Funded by ADB, the 17.38 megawatt (MW) utility-scale solar plant project in Sephu would take 18 months to complete. The plant will be built at a cost of Nu 1.4 billion.
Once complete, the plant is expected to generate 26.15 million (M) units of electricity, earning an annual revenue of Nu 132.29M.
Lyonpo said that the electricity produced from the plant would be tied to the national power grid which would add to the country’s energy security.
“We are importing 500 to 600MW of electricity in winter. The ministry plans to harness 300MW of solar energy in the next three years to offset this import,”Lyonpo said.
Bhutan, he said, cannot miss out on exploring solar energy because the plant’s construction period is less compared to hydro projects.
According to Lyonpo, lack of funding is still a challenge and the government is seeking funding from international agencies.

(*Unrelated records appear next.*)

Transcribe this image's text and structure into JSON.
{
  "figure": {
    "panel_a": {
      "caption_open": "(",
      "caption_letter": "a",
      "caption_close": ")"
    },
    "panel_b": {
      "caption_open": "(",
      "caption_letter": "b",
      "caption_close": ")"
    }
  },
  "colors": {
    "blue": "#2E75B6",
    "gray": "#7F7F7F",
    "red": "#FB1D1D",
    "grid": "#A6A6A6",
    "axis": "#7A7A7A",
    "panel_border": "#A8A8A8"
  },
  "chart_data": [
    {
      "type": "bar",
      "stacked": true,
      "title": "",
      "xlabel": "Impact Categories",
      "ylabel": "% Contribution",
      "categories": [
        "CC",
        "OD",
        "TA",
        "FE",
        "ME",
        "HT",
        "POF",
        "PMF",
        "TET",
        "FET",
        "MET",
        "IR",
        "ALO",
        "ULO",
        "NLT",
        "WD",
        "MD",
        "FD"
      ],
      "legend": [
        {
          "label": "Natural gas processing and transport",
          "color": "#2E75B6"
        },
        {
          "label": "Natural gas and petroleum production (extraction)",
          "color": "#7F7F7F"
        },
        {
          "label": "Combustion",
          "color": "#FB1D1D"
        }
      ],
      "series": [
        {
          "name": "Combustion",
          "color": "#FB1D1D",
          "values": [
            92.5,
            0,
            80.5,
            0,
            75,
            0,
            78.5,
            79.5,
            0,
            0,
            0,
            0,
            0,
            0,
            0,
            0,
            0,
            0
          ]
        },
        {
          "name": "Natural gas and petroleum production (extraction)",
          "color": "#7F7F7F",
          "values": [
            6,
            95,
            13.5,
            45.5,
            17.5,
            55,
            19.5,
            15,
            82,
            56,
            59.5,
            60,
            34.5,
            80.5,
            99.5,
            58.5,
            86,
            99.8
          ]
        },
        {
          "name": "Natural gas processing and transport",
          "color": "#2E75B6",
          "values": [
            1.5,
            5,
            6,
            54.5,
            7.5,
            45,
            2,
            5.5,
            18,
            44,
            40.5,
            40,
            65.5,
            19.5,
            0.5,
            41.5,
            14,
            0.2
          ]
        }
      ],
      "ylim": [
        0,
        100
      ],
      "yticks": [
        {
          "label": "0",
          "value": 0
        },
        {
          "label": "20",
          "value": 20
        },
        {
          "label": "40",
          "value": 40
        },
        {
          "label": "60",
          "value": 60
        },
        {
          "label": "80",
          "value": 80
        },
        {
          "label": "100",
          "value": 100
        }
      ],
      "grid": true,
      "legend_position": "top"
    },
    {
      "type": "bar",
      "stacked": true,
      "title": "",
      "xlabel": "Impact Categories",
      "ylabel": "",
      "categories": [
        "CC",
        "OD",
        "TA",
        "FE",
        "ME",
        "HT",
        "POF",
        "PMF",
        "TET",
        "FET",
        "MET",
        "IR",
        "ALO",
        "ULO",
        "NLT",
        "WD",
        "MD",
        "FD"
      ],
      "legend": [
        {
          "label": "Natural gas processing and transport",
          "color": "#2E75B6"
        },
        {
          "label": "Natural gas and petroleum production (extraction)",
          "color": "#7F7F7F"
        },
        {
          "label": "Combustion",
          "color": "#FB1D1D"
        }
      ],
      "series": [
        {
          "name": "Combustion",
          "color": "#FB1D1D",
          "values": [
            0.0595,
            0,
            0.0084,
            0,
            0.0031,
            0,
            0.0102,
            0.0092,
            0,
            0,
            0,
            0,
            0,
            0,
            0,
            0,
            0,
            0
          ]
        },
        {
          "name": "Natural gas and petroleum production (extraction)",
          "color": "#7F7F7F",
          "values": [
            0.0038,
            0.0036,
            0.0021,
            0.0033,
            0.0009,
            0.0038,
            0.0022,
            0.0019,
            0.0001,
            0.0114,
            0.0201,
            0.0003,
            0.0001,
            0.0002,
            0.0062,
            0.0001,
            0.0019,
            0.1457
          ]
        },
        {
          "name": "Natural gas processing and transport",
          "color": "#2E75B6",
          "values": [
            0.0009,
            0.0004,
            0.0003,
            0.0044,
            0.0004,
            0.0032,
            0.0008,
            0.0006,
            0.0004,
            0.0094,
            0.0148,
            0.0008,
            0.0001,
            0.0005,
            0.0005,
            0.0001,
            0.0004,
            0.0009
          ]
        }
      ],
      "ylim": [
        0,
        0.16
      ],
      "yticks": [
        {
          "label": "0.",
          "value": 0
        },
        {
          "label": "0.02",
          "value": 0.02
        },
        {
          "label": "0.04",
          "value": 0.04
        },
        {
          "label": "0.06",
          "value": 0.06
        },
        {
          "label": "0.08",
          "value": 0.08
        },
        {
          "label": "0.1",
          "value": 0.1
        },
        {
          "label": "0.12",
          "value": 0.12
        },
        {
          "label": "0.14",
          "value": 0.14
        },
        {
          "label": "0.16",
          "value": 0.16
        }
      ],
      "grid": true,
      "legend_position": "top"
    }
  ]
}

As per the Renewable Energy Management Master Plan 2016, it is estimated that Bhutan has the potential to produce 12 gigawatts of solar and 760MW of wind energy.
The country’s current installed capacity for renewables, apart from large hydropower plants, only amounts to 9MW.
After the commissioning of the plant, the ownership of the power plant will be transferred to DGPC. DGPC will own, operate, and maintain the power plant and supply electricity to the Bhutanese national grid.
Bhutan Power Corporation will also be involved in the project because the Corporation is responsible for power evacuation lines in Bhutan.